HELENA – A ballot measure to legalize marijuana for recreational use in Montana is expected in 2020, so state lawmakers should prepare by creating an interim committee to study the issue, a Missoula state senator said Friday.
“I fully expect that legalization will be on the 2020 ballot by a citizen initiative,” Democratic Sen. Diane Sands told the Senate Judiciary Committee. “So, I ask us to get a running start in understanding how legalization has worked in the other states where it is currently legal.”
Sands asked the Judiciary Committee to approve her Senate Joint Resolution 11, which directs the Legislature to create an interim committee of lawmakers to study marijuana legalization, starting this summer.
The panel would study the “regulation, taxation and public health and safety aspects” of recreational marijuana use in Montana and report back to the 2021 Legislature.
The Judiciary Committee took no immediate action on the resolution.
Sands said she’s not arguing for or against marijuana legalization, and that neither would the study committee.
“There are many valid positive arguments for legalization and many valid arguments against legalization,” she said. “(This committee) is simply to prepare for the fact that, should it become legal, we in the Legislature will have to adopt many kinds of laws that will have to implement that.”
Kate Cholewa of the Montana Cannabis Information Association, a group that has supported medical marijuana in Montana, spoke in favor of SJR11.
She said marijuana is becoming a big industry, and that it’s important both for state agencies to prepare for what they may have to regulate and to protect the medical-marijuana program in Montana.
No one spoke against the resolution Friday.
Sands recalled when she chaired an interim committee in 2009 that had to react, “almost in crisis mode,” to an explosion of medical-marijuana use in the state, in the wake of a citizen-passed initiative that had approved the program.
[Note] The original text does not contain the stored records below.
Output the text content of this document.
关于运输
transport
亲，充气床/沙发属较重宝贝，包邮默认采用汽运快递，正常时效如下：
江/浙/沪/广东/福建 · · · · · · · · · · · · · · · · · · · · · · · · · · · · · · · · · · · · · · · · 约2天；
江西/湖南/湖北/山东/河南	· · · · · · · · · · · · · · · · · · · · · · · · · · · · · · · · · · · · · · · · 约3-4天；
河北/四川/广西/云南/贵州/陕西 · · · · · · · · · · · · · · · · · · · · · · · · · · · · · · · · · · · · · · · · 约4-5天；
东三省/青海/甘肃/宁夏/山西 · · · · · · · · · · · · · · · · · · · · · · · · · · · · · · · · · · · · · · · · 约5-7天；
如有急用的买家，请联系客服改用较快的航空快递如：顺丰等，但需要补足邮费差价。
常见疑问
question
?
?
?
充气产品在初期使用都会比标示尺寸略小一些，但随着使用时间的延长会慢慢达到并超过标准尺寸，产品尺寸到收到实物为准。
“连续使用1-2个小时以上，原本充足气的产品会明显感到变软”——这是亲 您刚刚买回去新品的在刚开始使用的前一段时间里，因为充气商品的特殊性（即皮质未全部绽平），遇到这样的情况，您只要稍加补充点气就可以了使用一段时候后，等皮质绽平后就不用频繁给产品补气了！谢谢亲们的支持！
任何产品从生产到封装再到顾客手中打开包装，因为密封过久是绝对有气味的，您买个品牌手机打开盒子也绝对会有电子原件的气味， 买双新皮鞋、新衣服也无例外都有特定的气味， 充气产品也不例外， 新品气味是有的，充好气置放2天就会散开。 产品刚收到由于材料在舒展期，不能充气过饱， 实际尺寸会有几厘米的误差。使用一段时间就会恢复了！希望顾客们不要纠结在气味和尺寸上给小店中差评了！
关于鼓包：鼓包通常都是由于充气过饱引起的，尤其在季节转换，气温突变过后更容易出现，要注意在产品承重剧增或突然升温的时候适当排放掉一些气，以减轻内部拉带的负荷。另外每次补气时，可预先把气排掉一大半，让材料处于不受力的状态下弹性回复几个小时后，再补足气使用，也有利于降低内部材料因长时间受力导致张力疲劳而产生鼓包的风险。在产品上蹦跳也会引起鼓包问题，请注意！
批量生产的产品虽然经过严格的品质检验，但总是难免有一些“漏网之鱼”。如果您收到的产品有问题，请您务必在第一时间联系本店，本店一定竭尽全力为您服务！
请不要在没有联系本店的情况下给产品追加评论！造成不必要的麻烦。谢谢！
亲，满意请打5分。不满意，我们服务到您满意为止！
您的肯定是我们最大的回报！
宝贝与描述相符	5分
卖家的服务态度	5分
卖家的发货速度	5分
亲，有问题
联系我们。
“I don’t think any of us who lived through that process over several sessions of creating legislation, mostly in a reactive mode, think that process was a good process, or even an adequate process,” she said.
She noted that nine other states have legalized marijuana for recreational use, and that the committee can learn from their experience what to expect.
“I’m not proposing any bias for or against legalization in Montana, but I do believe we have an obligation to inform ourselves as best we can, and do that through the interim study process,” Sands said.